About one in seven riders of electric scooters in Finland are caught intoxicated when checked on weekend evenings, according to a new police report.
The finding comes as the country also records a general increase in driving while intoxicated.
Campaign
At the turn of August and September 2025, Finnish police monitored riders of electric scooters in Helsinki, Turku, Oulu and Joensuu. The surveillance took place on 22–23 August and 5 September, focusing on late evening hours. Police breathalysed 478 riders, and 70 of them – about 15 per cent – exceeded the legal intoxication limit and received a traffic penalty fee of €200.
In Oulu and Turku, one in five sanctioned riders were also illegally carrying passengers on their scooters. Around 10 per cent of riders in Helsinki, Oulu and Joensuu tested positive for alcohol below the penalty threshold.
The Law
The current law prohibits riding bicycles with a motor or light electric vehicles with a blood alcohol content of 0.5‰ or more (0.22 mg/l in exhaled air). The reform entered into force on 17 June 2025. Since then, police have imposed about 700 traffic penalties for riding while intoxicated. Four out of five penalties were handed out in the evening between 7 p.m. and 2 a.m., mainly on Fridays and Saturdays.
Police stress that intoxicated riding remains a significant safety issue across Finland. The objective of the new law is to reduce intoxication-related accidents, injuries, and the burden on healthcare, as well as to strengthen the sense of safety for all road users.
Trend
The findings on scooters coincide with broader police statistics indicating a rise in drink driving.

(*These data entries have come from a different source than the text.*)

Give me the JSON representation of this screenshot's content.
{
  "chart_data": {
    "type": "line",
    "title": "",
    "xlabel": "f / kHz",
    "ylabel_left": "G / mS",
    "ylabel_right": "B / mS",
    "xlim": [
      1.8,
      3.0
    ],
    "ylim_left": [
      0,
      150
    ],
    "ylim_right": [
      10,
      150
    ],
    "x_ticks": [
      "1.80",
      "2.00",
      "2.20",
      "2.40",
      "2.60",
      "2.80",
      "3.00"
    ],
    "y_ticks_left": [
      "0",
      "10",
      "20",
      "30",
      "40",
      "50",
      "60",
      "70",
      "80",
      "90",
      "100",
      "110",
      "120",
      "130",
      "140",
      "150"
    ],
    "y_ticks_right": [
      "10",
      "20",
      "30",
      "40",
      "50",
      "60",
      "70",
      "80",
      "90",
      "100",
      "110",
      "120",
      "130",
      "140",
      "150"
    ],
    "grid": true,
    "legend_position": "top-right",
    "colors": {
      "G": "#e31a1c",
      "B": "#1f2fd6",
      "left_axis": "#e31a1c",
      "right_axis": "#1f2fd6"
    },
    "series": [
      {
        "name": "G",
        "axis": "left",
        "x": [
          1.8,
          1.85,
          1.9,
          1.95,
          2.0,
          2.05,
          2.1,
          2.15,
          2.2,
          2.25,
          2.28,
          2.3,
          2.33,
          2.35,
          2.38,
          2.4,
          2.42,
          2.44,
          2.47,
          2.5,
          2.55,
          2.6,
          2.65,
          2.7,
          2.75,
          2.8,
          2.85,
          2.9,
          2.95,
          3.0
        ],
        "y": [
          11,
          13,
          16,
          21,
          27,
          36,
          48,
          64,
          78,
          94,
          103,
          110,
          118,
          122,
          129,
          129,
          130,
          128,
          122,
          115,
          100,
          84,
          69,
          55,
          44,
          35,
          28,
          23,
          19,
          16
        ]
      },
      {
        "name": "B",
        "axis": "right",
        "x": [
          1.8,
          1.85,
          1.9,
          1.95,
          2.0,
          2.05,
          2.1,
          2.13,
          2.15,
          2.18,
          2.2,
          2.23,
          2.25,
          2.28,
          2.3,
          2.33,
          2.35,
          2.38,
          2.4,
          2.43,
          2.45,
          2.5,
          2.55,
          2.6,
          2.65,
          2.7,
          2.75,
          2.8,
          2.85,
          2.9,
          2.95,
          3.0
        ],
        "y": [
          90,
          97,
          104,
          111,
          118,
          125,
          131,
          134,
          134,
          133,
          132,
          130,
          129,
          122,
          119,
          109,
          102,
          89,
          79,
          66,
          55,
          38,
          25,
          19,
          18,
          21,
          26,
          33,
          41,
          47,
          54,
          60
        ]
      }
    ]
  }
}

According to Finland’s national survey on driving while intoxicated – carried out since 1979 – around 75,000 drivers were tested in 2025. One in 669 drivers (0.15%) exceeded the intoxication limit, while one in 232 drivers (0.43%) had consumed some alcohol. Between January and August 2025, police recorded 10,385 incidents of driving while intoxicated, up 4.8% from 9,907 in the same period of 2024. The increase is most notable among drivers combining alcohol with narcotics: 819 such cases were registered, 19.2% more than the 687 a year earlier.
Police underline that while intoxicated driving has generally decreased over the decades, recent years have shown a slight upward trend since the coronavirus pandemic.